According to a study from Washington University, Saint Louis, USA, multilevel posterior cervical fusions can be safely stopped at C7, rather than the upper thoracic spine, without increasing the risk of complications or subsequent fusion extension at short- to mid-term follow-up. Stopping such procedures at C7 did not prompt a loss of cervical lordosis, or cervical sagittal imbalance, calling into question the traditional assumption that long posterior cervical fusions should extend to the upper thoracic spine to prevent transitional degeneration at the cervico-thoracic junction.
The single-centre, retrospective cohort study was presented by David B Bumpass at the 30th Annual Meeting of the North American Spine Society (NASS; 14–17 October, Chicago, USA). Using a single-institution database for three cervical surgeons, the researchers selected 76 patients with degenerative or traumatic etiologies for further investigation. This population was made up of 22 “C7” patients, and 54 “upper thoracic” patients, denoting where their cervical fusion surgeries had been stopped. The participants’ data were compared for patient-reported outcomes (PROs), surgical outcomes and radiographic results.
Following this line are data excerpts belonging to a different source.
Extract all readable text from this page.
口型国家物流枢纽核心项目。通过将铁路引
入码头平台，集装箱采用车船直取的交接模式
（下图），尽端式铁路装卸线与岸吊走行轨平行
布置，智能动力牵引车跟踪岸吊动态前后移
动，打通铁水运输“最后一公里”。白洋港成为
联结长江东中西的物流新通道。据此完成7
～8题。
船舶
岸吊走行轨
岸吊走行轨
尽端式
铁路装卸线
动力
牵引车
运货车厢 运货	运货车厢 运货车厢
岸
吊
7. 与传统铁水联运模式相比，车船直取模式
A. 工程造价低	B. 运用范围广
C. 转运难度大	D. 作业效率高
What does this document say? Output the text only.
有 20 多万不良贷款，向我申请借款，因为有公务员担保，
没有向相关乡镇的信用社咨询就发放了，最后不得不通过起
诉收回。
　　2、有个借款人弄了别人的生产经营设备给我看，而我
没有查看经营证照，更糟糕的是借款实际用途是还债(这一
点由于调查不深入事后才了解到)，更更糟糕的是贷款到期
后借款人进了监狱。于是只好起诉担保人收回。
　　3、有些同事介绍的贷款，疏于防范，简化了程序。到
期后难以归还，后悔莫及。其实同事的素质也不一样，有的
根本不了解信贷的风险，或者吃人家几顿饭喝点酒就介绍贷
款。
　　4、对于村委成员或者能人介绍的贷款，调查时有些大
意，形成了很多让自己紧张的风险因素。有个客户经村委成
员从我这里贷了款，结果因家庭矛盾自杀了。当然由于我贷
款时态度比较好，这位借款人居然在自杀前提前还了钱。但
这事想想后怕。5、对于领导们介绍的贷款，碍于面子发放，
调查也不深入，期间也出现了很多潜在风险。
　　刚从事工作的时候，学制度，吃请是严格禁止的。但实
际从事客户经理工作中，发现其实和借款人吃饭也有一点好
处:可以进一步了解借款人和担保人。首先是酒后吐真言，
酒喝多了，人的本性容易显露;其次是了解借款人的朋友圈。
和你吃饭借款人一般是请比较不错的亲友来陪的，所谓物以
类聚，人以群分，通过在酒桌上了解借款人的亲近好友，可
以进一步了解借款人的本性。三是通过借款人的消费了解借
Surgical outcomes were as expected, with the average estimated blood loss in the C7 group significantly less than in the upper thoracic group. When asked why this may be the case, Bumpass told Spinal News International that this was likely due to the more extensive surgical dissection required by the placement of instrumentation in the thoracic spine. The mean operating time was also lower in this group, but this difference was not found to be significant. There was also no significant difference found between the rate of complications or reoperations between the groups. By comparing the radiographic measurements of C1-2 lordosis, C2-7 lordosis, C2-7 sagittal vertical axis, T1 slope and thoracic inlet angle, the researchers found no significant differences in changes in sagittal alignment radiographic parameters between groups. Too, no differences were found between the progressions of adjacent level degeneration in either of the proximal or distil segments. No significant differences were noted between the groups PROs, which included Neck Disability Index (NDI), modified Japanese Orthopaedic Association myelopathy scores and Visual Analogue Scale (VAS) Neck and Arm.
The team concluded that, at a minimum one-year follow-up, long posterior fusions that stopped at C7 did not have a worse risk for complications, or for subsequent fusion extension, than those which stopped at T1-T4. The shorter stopping point, too, did not increase the likelihood of a patient’s development of cervical sagittal imbalance or cervical lordosis.
As well as by its retrospective design and short patient follow-up interval, the study may have been limited by a potential age bias, according to Bumpass, who told Spinal News International, “Older patients may have been preferentially selected for fusion to the upper thoracic spine because surgeons felt that the likelihood of poor bone quality and the desire to avoid future surgeries merited extension into the upper thoracic spine, a known safe stopping point for these fusions.” In his presentation Bumpass emphasised, too, the need to clarify whether outcomes may be influenced by concomitant anterior fusion, and whether the condition of the C7-T1 disk might play an important role in deciding where to stop fusions.
The researchers, seeking to address the limits of their study design, are initiating a multi-centre prospective study to bolster research into the question of where is best to stop multilevel posterior cervical fusions. Bumpass told Spinal News International, “I think that our results provide an important initial step in answering this question, and we did not see a superiority of stopping in the upper thoracic spine as we thought we might. However, and I want to emphasise this, we have not conclusively proven that stopping fusions at C7 is an equally viable or superior strategy to stopping in the upper thoracic spine. In order to perform a high-quality prospective study, we first needed to analyse our retrospective data to inform our power analysis.”